Upon induction of anesthesia, the animal was fixed in a Kopf stereotaxic frame for injection of virus and implantation of tetrodes. Holes were drilled in the skull above the right MEC. During the first part of the surgery, before the tetrodes were inserted, a 10 μL NanoFil syringe (World Precision Instruments, Sarasota, Florida, USA) and a 33-gauge beveled metal needle were used to inject virus i in MEC (0.4-0.35 mm anterior of the transverse sinus, 3.2-3.5 mm from midline, 1.2 mm below dura for dorsal injections). Injection volume (0.5 to 1 μL at each location) and flow rate (0.1 μl/min) were controlled with a Micro4 Microsyringe Pump Controller (World Precision Instruments). After injection, the needle was left in place for 10 min before it was withdrawn slowly.
During the second part of the surgery, each mouse was implanted with a Neuralynx VersaDrive-4 microdrive, connected to 4 tetrodes. The tetrodes were made of 17 μm polyimide-coated platinum-iridium (90% - 10%) wire. The electrode tips were plated with platinum to reduce electrode impedances to around 100-250 kΩ at 1 Hz. The tetrodes were inserted 0.35-0.40 mm anterior of the transverse sinus, 3.2-3.5 mm lateral to the midline in the right hemisphere, and 0.8-1.2 mm below dura, at a 5 degree angle in the sagittal plane, with electrode tips pointing in the posterior direction. The microdrives were secured to the skull with jewellers’ screws and dental cement. Two front screws were connected to ground.

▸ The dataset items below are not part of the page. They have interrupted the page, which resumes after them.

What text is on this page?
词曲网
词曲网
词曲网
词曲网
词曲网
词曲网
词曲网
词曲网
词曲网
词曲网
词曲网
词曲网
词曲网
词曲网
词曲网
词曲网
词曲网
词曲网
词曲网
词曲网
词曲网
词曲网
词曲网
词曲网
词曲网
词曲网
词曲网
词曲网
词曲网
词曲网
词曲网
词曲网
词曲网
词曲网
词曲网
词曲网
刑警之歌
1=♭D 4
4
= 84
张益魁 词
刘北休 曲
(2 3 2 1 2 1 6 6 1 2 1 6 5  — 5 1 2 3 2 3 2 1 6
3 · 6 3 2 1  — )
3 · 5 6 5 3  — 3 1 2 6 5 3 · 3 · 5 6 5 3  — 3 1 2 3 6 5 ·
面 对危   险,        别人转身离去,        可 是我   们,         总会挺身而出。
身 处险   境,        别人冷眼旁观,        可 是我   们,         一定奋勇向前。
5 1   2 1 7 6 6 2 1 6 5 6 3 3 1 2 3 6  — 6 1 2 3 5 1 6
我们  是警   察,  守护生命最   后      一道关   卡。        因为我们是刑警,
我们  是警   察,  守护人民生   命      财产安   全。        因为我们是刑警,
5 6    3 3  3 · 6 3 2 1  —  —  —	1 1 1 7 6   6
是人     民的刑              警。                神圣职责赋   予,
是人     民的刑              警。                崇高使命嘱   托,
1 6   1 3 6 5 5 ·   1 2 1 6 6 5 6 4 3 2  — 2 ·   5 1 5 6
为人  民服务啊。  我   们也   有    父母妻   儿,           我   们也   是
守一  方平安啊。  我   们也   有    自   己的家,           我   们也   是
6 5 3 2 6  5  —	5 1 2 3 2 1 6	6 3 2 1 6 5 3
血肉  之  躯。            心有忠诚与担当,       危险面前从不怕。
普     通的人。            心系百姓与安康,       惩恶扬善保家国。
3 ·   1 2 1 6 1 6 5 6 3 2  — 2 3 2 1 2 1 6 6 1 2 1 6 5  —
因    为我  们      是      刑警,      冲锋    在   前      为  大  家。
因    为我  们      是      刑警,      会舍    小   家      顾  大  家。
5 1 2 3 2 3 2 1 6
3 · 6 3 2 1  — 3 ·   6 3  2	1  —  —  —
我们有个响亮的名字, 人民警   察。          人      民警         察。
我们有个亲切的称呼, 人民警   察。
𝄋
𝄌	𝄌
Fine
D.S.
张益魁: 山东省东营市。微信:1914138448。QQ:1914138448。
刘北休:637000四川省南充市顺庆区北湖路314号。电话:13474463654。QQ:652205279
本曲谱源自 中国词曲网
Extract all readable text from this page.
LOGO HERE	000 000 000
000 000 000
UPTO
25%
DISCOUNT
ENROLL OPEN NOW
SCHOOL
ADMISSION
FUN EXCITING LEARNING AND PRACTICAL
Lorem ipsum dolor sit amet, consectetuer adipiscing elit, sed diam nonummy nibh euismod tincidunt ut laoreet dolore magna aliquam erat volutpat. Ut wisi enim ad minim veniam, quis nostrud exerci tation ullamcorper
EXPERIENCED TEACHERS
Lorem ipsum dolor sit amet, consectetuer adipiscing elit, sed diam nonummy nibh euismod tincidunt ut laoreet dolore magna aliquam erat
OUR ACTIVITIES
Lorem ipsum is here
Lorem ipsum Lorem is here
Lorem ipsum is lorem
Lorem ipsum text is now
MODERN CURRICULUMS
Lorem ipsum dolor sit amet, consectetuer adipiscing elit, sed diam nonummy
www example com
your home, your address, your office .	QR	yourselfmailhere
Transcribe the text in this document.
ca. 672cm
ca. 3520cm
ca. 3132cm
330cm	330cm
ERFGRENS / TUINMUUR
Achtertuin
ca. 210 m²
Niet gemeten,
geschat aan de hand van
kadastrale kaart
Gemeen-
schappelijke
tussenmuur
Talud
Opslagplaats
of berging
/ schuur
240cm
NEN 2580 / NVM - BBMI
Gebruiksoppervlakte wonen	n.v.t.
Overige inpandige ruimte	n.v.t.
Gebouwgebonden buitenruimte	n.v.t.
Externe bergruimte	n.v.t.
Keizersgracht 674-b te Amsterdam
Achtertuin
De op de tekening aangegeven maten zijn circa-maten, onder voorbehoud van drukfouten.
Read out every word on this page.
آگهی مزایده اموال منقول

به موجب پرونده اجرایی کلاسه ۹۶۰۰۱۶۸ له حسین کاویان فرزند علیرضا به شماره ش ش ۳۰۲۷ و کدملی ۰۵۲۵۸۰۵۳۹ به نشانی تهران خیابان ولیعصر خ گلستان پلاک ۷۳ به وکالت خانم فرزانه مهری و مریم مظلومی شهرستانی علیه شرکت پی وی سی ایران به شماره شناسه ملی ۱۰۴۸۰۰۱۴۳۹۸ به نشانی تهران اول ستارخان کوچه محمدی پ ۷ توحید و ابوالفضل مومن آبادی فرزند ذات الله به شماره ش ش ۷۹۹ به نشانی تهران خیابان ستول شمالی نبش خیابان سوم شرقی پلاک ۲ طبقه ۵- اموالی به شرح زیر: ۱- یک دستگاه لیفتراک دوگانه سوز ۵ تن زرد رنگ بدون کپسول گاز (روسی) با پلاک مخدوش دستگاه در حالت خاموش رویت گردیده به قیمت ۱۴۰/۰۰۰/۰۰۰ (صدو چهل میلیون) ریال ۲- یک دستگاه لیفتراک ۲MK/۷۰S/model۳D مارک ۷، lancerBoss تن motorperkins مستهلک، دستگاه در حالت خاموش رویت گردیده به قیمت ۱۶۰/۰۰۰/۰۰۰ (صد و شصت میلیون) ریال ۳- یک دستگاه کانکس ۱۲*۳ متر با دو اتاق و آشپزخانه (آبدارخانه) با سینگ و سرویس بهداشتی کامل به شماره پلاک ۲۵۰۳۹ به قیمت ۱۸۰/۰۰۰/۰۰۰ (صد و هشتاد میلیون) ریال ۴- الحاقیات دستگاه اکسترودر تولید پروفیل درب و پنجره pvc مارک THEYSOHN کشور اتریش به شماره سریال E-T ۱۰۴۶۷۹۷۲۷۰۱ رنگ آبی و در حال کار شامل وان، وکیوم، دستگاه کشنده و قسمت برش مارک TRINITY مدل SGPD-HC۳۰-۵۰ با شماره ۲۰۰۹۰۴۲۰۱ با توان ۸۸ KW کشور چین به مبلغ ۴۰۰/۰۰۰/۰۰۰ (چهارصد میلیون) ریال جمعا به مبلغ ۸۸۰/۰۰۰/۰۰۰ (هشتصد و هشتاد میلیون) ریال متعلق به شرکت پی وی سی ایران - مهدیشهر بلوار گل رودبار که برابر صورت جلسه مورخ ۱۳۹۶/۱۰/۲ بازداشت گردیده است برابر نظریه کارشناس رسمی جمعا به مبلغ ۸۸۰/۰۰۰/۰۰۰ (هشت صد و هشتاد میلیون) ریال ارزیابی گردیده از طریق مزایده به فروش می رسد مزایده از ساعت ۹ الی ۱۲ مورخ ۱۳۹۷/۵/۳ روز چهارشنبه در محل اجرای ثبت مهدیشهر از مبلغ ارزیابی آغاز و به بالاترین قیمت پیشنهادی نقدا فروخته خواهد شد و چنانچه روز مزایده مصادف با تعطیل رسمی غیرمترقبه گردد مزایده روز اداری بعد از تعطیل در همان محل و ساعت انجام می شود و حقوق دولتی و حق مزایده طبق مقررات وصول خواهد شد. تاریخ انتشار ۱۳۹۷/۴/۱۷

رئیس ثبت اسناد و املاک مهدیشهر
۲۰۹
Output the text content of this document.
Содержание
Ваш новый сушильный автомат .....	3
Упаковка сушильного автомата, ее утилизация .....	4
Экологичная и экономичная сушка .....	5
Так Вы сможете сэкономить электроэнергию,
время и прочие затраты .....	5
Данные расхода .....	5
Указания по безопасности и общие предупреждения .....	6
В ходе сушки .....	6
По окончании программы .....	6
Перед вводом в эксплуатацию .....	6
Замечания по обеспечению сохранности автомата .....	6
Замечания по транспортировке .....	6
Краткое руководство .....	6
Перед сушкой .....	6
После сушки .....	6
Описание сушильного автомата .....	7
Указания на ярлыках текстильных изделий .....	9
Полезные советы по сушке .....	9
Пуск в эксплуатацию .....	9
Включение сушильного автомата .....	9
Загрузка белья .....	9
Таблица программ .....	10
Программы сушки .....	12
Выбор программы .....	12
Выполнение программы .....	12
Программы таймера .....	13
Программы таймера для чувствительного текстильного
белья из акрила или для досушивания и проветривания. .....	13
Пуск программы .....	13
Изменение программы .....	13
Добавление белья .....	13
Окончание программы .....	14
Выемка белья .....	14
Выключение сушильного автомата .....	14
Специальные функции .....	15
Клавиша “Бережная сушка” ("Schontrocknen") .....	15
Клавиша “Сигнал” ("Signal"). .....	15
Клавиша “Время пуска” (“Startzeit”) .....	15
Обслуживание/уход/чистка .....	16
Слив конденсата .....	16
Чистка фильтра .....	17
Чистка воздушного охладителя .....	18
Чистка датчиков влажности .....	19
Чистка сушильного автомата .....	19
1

Electrode turning and recording procedures
Turning of tetrodes started 2 to 3 days after the surgery. Data collection began within 3 weeks. Testing of control animals was interleaved with testing of experimental animals.
Before each recording trial, the mouse rested on a towel in a large flower pot on a pedestal. The mouse was connected to the recording equipment via AC-coupled unity-gain operational amplifiers close to the head and a counterbalanced cable that allowed the animal to move freely. Over the course of 20 to 60 days, the tetrodes were lowered in steps of 50 μm or less, until well-separated single neurons could be recorded. When the signal amplitudes exceeded four times the noise level (20 to 30 μV), and single units were stable for more than 1 hr, data were collected.
Recorded signals were amplified 8000 to 25,000 times and band-pass filtered between 0.8 and 6.7 kHz. Triggered spikes were stored to disk at 48 kHz (50 samples per waveform, 8 bits/sample) with a 32-bit time stamp (clock rate at 96 kHz). Electroencephalograms (EEG) were recorded single-ended from one of the electrodes. The local field potential was amplified 3000 to 10,000 times, low pass–filtered at 500 Hz, sampled at 4800 Hz, and stored with the unit data. Through a video camera, the recording system obtained the position of two light-emitting diodes (LEDs) on the headstage of the mouse. The LEDs were tracked individually at a rate of 50 Hz. The two LEDs were separated by 4 cm and aligned with the body axis of the mice.
Over the course of 3 to 6 weeks following surgery, the mice were first trained to run in a 1 m square black aluminum enclosure polarized by a white cue card. In mice with putative border cells, these trials were occasionally succeeded by a test in the same box with a 50 cm long and 50 cm high wall insert in the center of the box (Figure S6). In hM4d-expressing mice, the recordings were followed by i.p. injection of 2 mg/kg of clozapine-N-oxide (CNO, Sigma). One SOM-Cre mouse received a higher dose of 4 mg/kg on multiple occasions with different cell samples. Thirty minutes after injection, the mice ran another trial in the open box. A final box trial was conducted 12 hr after the injection. Trials were 15 min each. Running was motivated by scattering crumbs of chocolate at random locations in the box at 10-to-15 s intervals.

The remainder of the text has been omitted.